With the National Theatre Live’s screening of a performance of James Graham’s play DEAR ENGLAND at the Oliver Theatre,  National Theatre in London, the marvellous world game, that is football, takes centre stage.

The play premiered on the 20th June 2023 at the National Theatre, with Rupert Goold directing.

Front and centre of the stage is England’s long time coach Gareth Southgate, played brilliantly by  Joseph Fiennes.

Graham’s play takes the audience on a journey from the time when Southgate took over as England’s manager, to  begin with in a caretaking capacity, after yet another unsuccessful World Cup campaign in which they were knocked out  in the first round by, of all teams, Iceland, to the time after  England were knocked out  in the quarter finals of the 2022 World Cup against France after their captain Harry Kane missed  a penalty late in the game.England did get over the disappointment and Southgate managed to keep his job and remains to this day the national coach.

My knowledge of English soccer is fairly basic. I know which are the top teams in the Premier League and I watch every match that England plays in any World Cup. I knew that Southgate was their coach, and apart from knowing that he had been a very good player I knew little about him.

DEAR ENGLAND  was an engrossing experience from beginning to end. Wow, I didn’t realise that Southgate was such an inspirational, New Age coach who really changed things up for the top level of English soccer. Most of all he tried to change the psyche of the players in to a more positive mode. He brought in leading psychologist Pippa Grande to get to work on what was happening in their heads.
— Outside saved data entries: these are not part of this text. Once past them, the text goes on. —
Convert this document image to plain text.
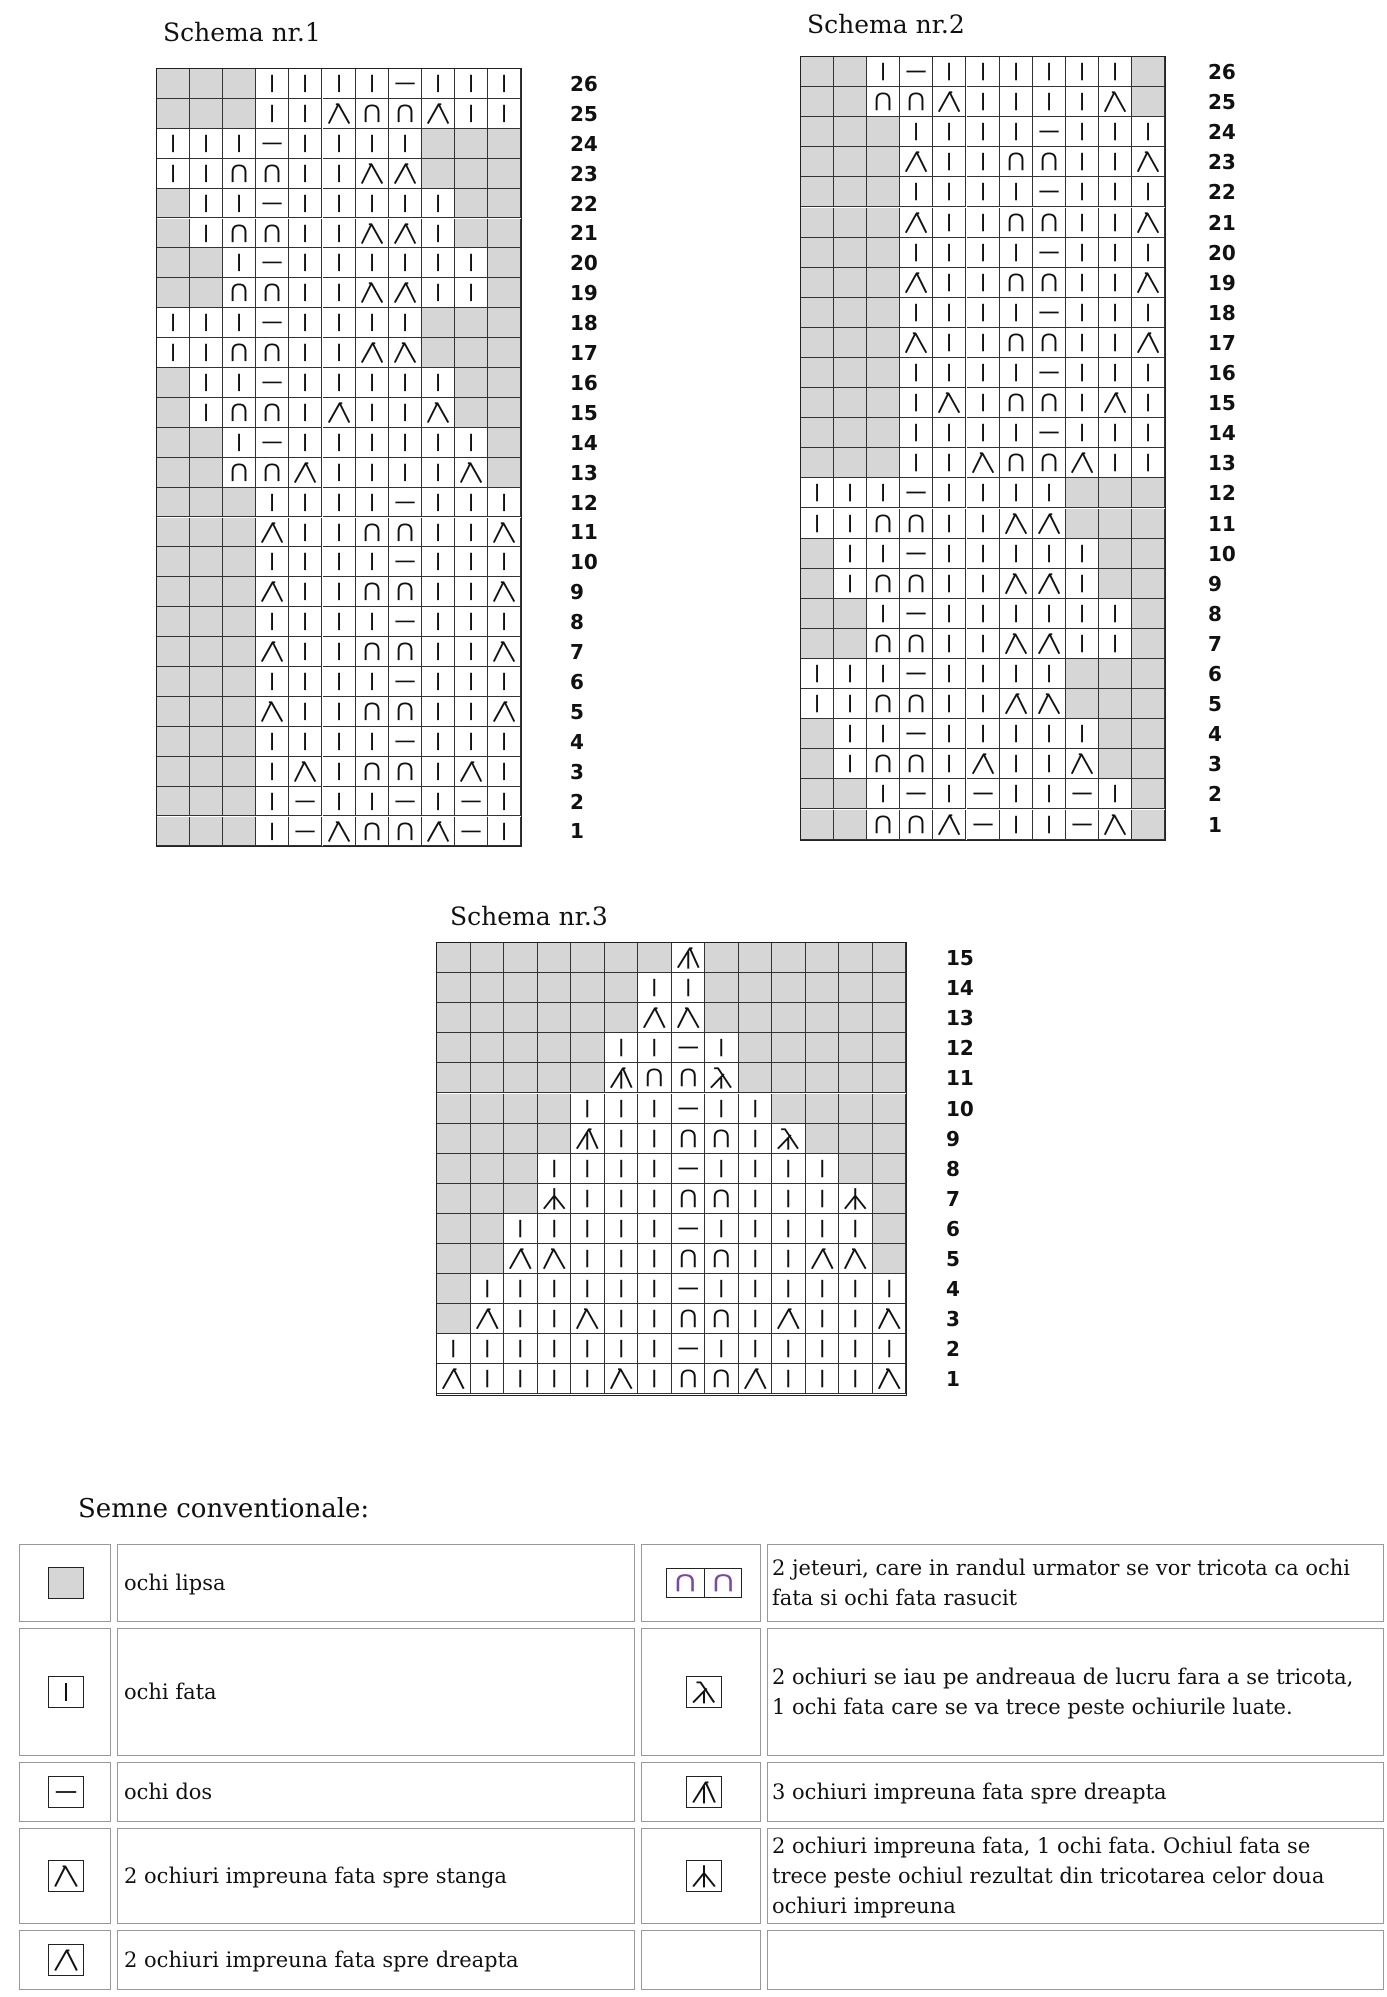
Schema nr.1
26
25
24
23
22
21
20
19
18
17
16
15
14
13
12
11
10
9
8
7
6
5
4
3
2
1
Schema nr.2
26
25
24
23
22
21
20
19
18
17
16
15
14
13
12
11
10
9
8
7
6
5
4
3
2
1
Schema nr.3
15
14
13
12
11
10
9
8
7
6
5
4
3
2
1
Semne conventionale:
ochi lipsa
2 jeteuri, care in randul urmator se vor tricota ca ochi fata si ochi fata rasucit
ochi fata
2 ochiuri se iau pe andreaua de lucru fara a se tricota, 1 ochi fata care se va trece peste ochiurile luate.
ochi dos	3 ochiuri impreuna fata spre dreapta
2 ochiuri impreuna fata spre stanga
2 ochiuri impreuna fata, 1 ochi fata. Ochiul fata se trece peste ochiul rezultat din tricotarea celor doua ochiuri impreuna
2 ochiuri impreuna fata spre dreapta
There was particular reference to how players can reframe their thinking on how best to manage penalty kicks, the failure of which has seen England eliminated early on a number of occasions. Southgate himself knew the experience of getting the yips when taking a penalty kick, failing to find the net for England in the 1996 Euro semi finals. Most of all what Southgate wanted was for his players to always play as a team , and that he team was more important than any individual, that they had to back each other in failures as well as successes.

Southgate’s ultimate goal is, of-course, for England to win the World Cup which it hasn’t managed to do so since 1966 when they played at home. The long standing frustration of English supporters is very palpable, especially with England being the country where the world game originally started from, and that the Premier League is widely regarded as the best league in the world.

During the height of Covid, Southgate wrote an open letter to the English public asking for them to keep the faith and that things will  turn around. Hence the play’s title.

As well as getting to know Southgate, the audience gets to know some of the main players and managers of the English team past and previous, well played by the ensemble cast. Players like Harry Kane, Wayne Rooney, Gary Lineker and Marcus Rashford vividly and often quite comically come alive.

Rupert Goold’s exemplary production of James Graham’s eye opening play, filmed by National Theatre Live, is recommended especially for football tragics/lovers and for those who are interested in seeing how new age thinking and sensitivities has found a place in such a hard, fast and very masculine sporting world.